As a kind of operations logs, consumer group latency logs are also stored in the internal-diagnostic_log Logstore, and are generated every 2 minutes. On the internal-diagnostic_log page, run the query statement __topic__: consumergroup_log to search for all consumer group latency logs.

Query the consumption latency of the consumer group test-consumer-group.

Monitor Logtail exceptions

The proper running of Logtail guarantees the log integrity. If Logtail exceptions can be found in time, you can adjust the Logtail configurations to avoid log missing.

You can run the query statement __topic__: logtail_alarm to search for the exception logs of Logtail.

Query the number of exceptions of each type within 15 minutes.
__topic__: logtail_alarm | select sum(alarm_count)as errorCount, alarm_type  GROUP BY alarm_type

Monitor the data traffic written to a Logstore

You can use metering logs to obtain information about the read and write traffic within 1 hour. However, if you must obtain the information within a narrower time period, such as 15 minutes, the operations logs are required. Each operation of a user corresponds to a request. Each request generates an operations log. For example, you can query the total traffic for write operations within 15 minutes.
  1. Query the traffic of raw logs and compressed logs written to a Logstore within 15 minutes.
    Method: PostLogStoreLogs AND Project: my-project and LogStore: my-logstore | SELECT sum(InFlow) as raw_bytes, sum(NetInflow) as network_bytes
  2. Query the traffic decline ratio of the logs written to a Logstore within 15 minutes.
    Method: PostLogStoreLogs AND Project: my-project and LogStore: my-logstore | select round((diff[1]-diff[2])/diff[1],2) as rate from (select compare(network_bytes, 900) as diff from (select sum(NetInflow) as network_bytes from log))
  3. Create an alert.
    Set the alert rule so that an alert is triggered when the traffic decline ratio of the logs written to a Logstore exceeds 50%.Create an alert

Audit operations logs

The operations logs of all resources in the project are stored in the internal-operation_log Logstore.
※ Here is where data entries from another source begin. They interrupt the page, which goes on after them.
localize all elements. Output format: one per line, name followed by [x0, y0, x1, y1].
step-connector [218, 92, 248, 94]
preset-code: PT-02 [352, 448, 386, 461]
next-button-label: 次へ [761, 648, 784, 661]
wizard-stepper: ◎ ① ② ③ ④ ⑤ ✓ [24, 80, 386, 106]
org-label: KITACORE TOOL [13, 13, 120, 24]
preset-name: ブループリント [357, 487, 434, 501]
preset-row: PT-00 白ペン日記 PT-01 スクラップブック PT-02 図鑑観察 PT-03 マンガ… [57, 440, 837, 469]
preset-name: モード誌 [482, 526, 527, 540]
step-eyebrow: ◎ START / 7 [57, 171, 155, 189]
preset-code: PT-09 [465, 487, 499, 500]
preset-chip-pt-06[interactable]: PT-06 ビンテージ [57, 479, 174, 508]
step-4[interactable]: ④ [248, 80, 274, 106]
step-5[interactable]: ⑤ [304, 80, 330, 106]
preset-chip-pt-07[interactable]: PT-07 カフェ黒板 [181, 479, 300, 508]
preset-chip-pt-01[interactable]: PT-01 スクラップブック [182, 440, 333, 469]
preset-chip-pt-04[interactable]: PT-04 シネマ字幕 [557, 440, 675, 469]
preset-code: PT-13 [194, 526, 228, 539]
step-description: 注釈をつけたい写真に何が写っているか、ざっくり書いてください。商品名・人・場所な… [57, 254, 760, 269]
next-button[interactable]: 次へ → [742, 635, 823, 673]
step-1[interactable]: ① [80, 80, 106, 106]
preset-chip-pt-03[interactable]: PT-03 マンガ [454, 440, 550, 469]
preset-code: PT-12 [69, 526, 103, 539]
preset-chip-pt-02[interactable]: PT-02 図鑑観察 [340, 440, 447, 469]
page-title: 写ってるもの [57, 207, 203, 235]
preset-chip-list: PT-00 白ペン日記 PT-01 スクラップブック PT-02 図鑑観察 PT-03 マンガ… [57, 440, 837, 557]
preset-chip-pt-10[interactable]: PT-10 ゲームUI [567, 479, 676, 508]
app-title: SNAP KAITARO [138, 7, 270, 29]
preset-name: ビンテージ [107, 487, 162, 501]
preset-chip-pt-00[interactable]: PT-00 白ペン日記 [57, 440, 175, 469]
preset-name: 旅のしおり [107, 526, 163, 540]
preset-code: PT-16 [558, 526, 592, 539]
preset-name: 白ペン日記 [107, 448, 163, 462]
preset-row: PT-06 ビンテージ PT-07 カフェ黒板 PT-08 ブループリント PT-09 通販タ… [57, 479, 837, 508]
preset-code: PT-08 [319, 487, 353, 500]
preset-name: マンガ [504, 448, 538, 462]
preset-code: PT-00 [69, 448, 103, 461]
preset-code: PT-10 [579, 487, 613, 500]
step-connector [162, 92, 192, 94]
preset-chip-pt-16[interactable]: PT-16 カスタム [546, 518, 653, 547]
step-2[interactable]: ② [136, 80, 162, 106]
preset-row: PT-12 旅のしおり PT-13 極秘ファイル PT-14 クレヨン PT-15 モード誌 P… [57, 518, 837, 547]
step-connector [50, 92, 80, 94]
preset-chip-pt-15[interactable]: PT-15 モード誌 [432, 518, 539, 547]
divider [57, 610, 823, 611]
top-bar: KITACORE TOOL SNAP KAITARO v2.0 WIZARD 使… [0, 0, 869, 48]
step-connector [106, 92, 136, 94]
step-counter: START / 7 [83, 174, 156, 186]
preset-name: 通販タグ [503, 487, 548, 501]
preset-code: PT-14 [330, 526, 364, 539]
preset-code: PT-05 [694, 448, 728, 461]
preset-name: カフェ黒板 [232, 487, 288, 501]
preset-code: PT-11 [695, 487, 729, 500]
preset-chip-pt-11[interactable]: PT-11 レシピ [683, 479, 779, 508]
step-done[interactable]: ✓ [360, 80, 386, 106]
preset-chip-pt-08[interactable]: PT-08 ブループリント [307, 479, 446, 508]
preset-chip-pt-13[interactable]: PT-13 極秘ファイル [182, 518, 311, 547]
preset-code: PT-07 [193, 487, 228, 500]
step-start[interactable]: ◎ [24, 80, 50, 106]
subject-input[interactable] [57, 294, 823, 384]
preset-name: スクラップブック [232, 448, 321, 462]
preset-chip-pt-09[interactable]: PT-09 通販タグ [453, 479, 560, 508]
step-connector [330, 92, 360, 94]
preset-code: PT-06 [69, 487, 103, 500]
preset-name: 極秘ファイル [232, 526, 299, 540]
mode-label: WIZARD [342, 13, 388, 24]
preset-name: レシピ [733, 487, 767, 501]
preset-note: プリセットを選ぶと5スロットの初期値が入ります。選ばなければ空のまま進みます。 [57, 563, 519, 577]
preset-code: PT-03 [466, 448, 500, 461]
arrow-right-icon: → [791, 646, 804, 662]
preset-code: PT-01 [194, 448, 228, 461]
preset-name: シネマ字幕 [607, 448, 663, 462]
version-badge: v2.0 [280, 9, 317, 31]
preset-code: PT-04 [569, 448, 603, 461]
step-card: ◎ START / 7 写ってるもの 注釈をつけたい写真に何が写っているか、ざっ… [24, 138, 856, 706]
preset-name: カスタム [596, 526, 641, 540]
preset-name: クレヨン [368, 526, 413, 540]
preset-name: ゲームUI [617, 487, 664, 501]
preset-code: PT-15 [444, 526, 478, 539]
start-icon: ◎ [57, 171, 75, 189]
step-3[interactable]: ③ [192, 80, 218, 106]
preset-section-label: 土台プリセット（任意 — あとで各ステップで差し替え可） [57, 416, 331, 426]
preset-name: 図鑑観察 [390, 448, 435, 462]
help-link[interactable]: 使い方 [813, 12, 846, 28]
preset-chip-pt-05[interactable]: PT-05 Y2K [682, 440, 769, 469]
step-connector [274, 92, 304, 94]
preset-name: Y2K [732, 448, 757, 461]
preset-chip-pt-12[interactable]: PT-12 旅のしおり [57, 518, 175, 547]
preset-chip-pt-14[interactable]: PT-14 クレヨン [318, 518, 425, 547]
The logs record the operation information, for example, the name of a machine group is recorded when you create the machine group, and the name of a Logstore is recorded when you operate the Logstore. In addition, the logs also record the information about the user who performs the operations. Currently, the user information includes three types, as listed in the following table.
Type Field
Alibaba Cloud account
  • InvokerUid: the AliUid of the Alibaba Cloud account.
  • CallerType: the parent account.
RAM user
  • InvokerUid: the AliUid of the RAM user.
  • CallerType: the subuser account.
STS
  • InvokerUid: the AliUid of the Alibaba Cloud account.
  • CallerType: STS.
  • RoleSessionName: the name of the session.
Based on the preceding table, you can obtain the user information corresponding to an operations log.